Le contraste, entre les édifices élevés et les habitations basses et primitives où le peuple vivait, était certainement écrasant et édifiant.
Mais la construction d’une église représentait un événement important et faisait l’orgueil de toute  la cité.
Les villes étaient devenues des centres féconds de commerces, où la bourgeoisie se sentait toujours plus indépendante par rapporto au pouvoir de l’Eglise et des seigneurs féodaux, et les nobles abandonnaient leurs manoirs fortifiés pour ces villes dotées de richesses et de raffinements, où ils pouvaient faire ostentation de leur opulence à la cour des grands.
Les commandes ne furent plus destinées aux églises mais aux mairies, aux sièges des corporations, puis aux palais, ponts et portes des villes.

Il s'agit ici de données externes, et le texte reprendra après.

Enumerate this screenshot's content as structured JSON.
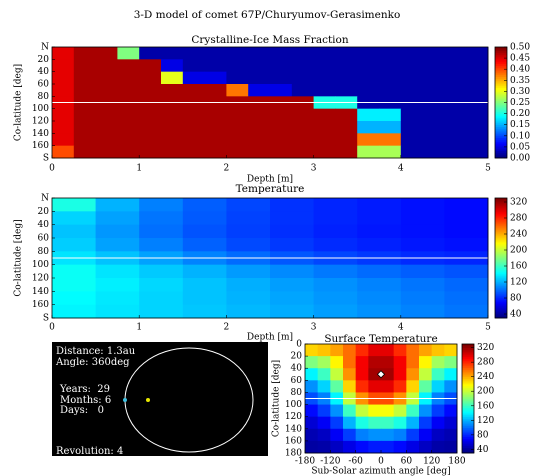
{
  "title": "3-D model of comet 67P/Churyumov-Gerasimenko",
  "chart_data": [
    {
      "type": "heatmap",
      "title": "Crystalline-Ice Mass Fraction",
      "xlabel": "Depth [m]",
      "ylabel": "Co-latitude [deg]",
      "xlim": [
        0,
        5
      ],
      "xticks": [
        0,
        1,
        2,
        3,
        4,
        5
      ],
      "ylim": [
        0,
        180
      ],
      "invert_y": true,
      "yticks": [
        {
          "value": 0,
          "label": "N"
        },
        20,
        40,
        60,
        80,
        100,
        120,
        140,
        160,
        {
          "value": 180,
          "label": "S"
        }
      ],
      "colormap": "jet",
      "clim": [
        0,
        0.5
      ],
      "cticks": [
        {
          "value": 0,
          "label": "0.00"
        },
        0.05,
        {
          "value": 0.1,
          "label": "0.10"
        },
        0.15,
        {
          "value": 0.2,
          "label": "0.20"
        },
        0.25,
        {
          "value": 0.3,
          "label": "0.30"
        },
        0.35,
        {
          "value": 0.4,
          "label": "0.40"
        },
        0.45,
        {
          "value": 0.5,
          "label": "0.50"
        }
      ],
      "hline": 90,
      "values": [
        [
          0.45,
          0.48,
          0.48,
          0.25,
          0.02,
          0.02,
          0.02,
          0.02,
          0.02,
          0.02,
          0.02,
          0.02,
          0.02,
          0.02,
          0.02,
          0.02,
          0.02,
          0.02,
          0.02,
          0.02
        ],
        [
          0.45,
          0.48,
          0.48,
          0.48,
          0.48,
          0.05,
          0.02,
          0.02,
          0.02,
          0.02,
          0.02,
          0.02,
          0.02,
          0.02,
          0.02,
          0.02,
          0.02,
          0.02,
          0.02,
          0.02
        ],
        [
          0.45,
          0.48,
          0.48,
          0.48,
          0.48,
          0.3,
          0.05,
          0.05,
          0.02,
          0.02,
          0.02,
          0.02,
          0.02,
          0.02,
          0.02,
          0.02,
          0.02,
          0.02,
          0.02,
          0.02
        ],
        [
          0.45,
          0.48,
          0.48,
          0.48,
          0.48,
          0.48,
          0.48,
          0.48,
          0.38,
          0.05,
          0.05,
          0.02,
          0.02,
          0.02,
          0.02,
          0.02,
          0.02,
          0.02,
          0.02,
          0.02
        ],
        [
          0.45,
          0.48,
          0.48,
          0.48,
          0.48,
          0.48,
          0.48,
          0.48,
          0.48,
          0.48,
          0.48,
          0.48,
          0.2,
          0.2,
          0.02,
          0.02,
          0.02,
          0.02,
          0.02,
          0.02
        ],
        [
          0.45,
          0.48,
          0.48,
          0.48,
          0.48,
          0.48,
          0.48,
          0.48,
          0.48,
          0.48,
          0.48,
          0.48,
          0.48,
          0.48,
          0.18,
          0.18,
          0.02,
          0.02,
          0.02,
          0.02
        ],
        [
          0.45,
          0.48,
          0.48,
          0.48,
          0.48,
          0.48,
          0.48,
          0.48,
          0.48,
          0.48,
          0.48,
          0.48,
          0.48,
          0.48,
          0.15,
          0.15,
          0.02,
          0.02,
          0.02,
          0.02
        ],
        [
          0.45,
          0.48,
          0.48,
          0.48,
          0.48,
          0.48,
          0.48,
          0.48,
          0.48,
          0.48,
          0.48,
          0.48,
          0.48,
          0.48,
          0.38,
          0.38,
          0.02,
          0.02,
          0.02,
          0.02
        ],
        [
          0.4,
          0.48,
          0.48,
          0.48,
          0.48,
          0.48,
          0.48,
          0.48,
          0.48,
          0.48,
          0.48,
          0.48,
          0.48,
          0.48,
          0.27,
          0.27,
          0.02,
          0.02,
          0.02,
          0.02
        ]
      ]
    },
    {
      "type": "heatmap",
      "title": "Temperature",
      "xlabel": "Depth [m]",
      "ylabel": "Co-latitude [deg]",
      "xlim": [
        0,
        5
      ],
      "xticks": [
        0,
        1,
        2,
        3,
        4,
        5
      ],
      "ylim": [
        0,
        180
      ],
      "invert_y": true,
      "yticks": [
        {
          "value": 0,
          "label": "N"
        },
        20,
        40,
        60,
        80,
        100,
        120,
        140,
        160,
        {
          "value": 180,
          "label": "S"
        }
      ],
      "colormap": "jet",
      "clim": [
        30,
        330
      ],
      "cticks": [
        40,
        80,
        120,
        160,
        200,
        240,
        280,
        320
      ],
      "hline": 90,
      "values": [
        [
          150,
          120,
          105,
          95,
          88,
          82,
          78,
          75,
          72,
          70
        ],
        [
          130,
          115,
          102,
          94,
          87,
          82,
          78,
          75,
          72,
          70
        ],
        [
          125,
          112,
          100,
          92,
          86,
          81,
          77,
          74,
          72,
          70
        ],
        [
          128,
          115,
          105,
          96,
          89,
          84,
          80,
          77,
          74,
          72
        ],
        [
          135,
          125,
          115,
          106,
          99,
          93,
          88,
          84,
          80,
          78
        ],
        [
          145,
          135,
          127,
          120,
          113,
          108,
          103,
          99,
          95,
          92
        ],
        [
          145,
          138,
          131,
          125,
          119,
          114,
          110,
          106,
          102,
          98
        ],
        [
          142,
          136,
          130,
          125,
          120,
          116,
          112,
          108,
          104,
          100
        ],
        [
          140,
          135,
          130,
          126,
          122,
          118,
          114,
          110,
          106,
          102
        ]
      ]
    },
    {
      "type": "orbit",
      "lines": [
        "Distance: 1.3au",
        "Angle: 360deg",
        "Years:  29",
        "Months: 6",
        "Days:   0",
        "Revolution: 4"
      ]
    },
    {
      "type": "heatmap",
      "title": "Surface Temperature",
      "xlabel": "Sub-Solar azimuth angle [deg]",
      "ylabel": "Co-latitude [deg]",
      "xlim": [
        -180,
        180
      ],
      "xticks": [
        -180,
        -120,
        -60,
        0,
        60,
        120,
        180
      ],
      "ylim": [
        0,
        180
      ],
      "invert_y": true,
      "yticks": [
        0,
        20,
        40,
        60,
        80,
        100,
        120,
        140,
        160,
        180
      ],
      "colormap": "jet",
      "clim": [
        30,
        330
      ],
      "cticks": [
        40,
        80,
        120,
        160,
        200,
        240,
        280,
        320
      ],
      "hline": 90,
      "marker": {
        "x": 0,
        "y": 50
      },
      "values": [
        [
          230,
          235,
          245,
          260,
          280,
          300,
          300,
          280,
          260,
          245,
          235,
          230
        ],
        [
          180,
          190,
          220,
          260,
          295,
          315,
          315,
          295,
          260,
          220,
          190,
          180
        ],
        [
          140,
          160,
          200,
          250,
          295,
          320,
          320,
          295,
          250,
          200,
          160,
          140
        ],
        [
          110,
          130,
          170,
          230,
          280,
          300,
          300,
          280,
          230,
          170,
          130,
          110
        ],
        [
          90,
          105,
          140,
          200,
          250,
          270,
          270,
          250,
          200,
          140,
          105,
          90
        ],
        [
          70,
          85,
          110,
          160,
          200,
          215,
          215,
          200,
          160,
          110,
          85,
          70
        ],
        [
          55,
          65,
          85,
          120,
          150,
          160,
          160,
          150,
          120,
          85,
          65,
          55
        ],
        [
          45,
          50,
          65,
          85,
          105,
          110,
          110,
          105,
          85,
          65,
          50,
          45
        ],
        [
          40,
          42,
          50,
          60,
          70,
          75,
          75,
          70,
          60,
          50,
          42,
          40
        ]
      ]
    }
  ]
}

La première Renaissance à Florence: la Coupole de Brunelleschi, le Musée du Bargello, la Chapelle Brancacci dans la Basilique de Santa Maria del Carmine; le Musée San Marco et la Galerie des Offices

Brunelleschi, architecte, découvrit les lois mathématiques selon lesquelles la taille des objets diminue au fur et à mesure que ceux-ci s’éloignent du spectateur.
Le sculpteur Donatello et le peintre Masaccio étudièrent avec lui les lois de l’optique, de façon à pouvoir transformer respectivement le corps humain en statue et à donner aux personnages peints une solennité statuaire.
Les nouvelles découvertes avaient causé un bouleversement dans toute l’Europe: peintres et mécènes avaient découvert avec joie que l’art ne devait pas exclusivement raconter de façon émouvante l’histoire sacrée, mais qu’il pouvait refléter un fragment du monde réel.
C’est cet esprit d’aventure qui marqua la vraie rupture avec le Moyen-Age.
Et l’art se divisa en une quantité d’écoles différentes, d’ateliers où était emparti un apprentissage long et complet, et naquirent des artistes tels que Fra Angelico, Paolo Uccello et Sandro Botticelli.
A ce stade de l’histoire, l’art n’est plus considéré comme un moyen destiné seulement à communiquer le sens de l’histoire sacrée, mais son pouvoir est utilisé aussi pour transformer l’oeuvre en un étalage de richesses et de luxe.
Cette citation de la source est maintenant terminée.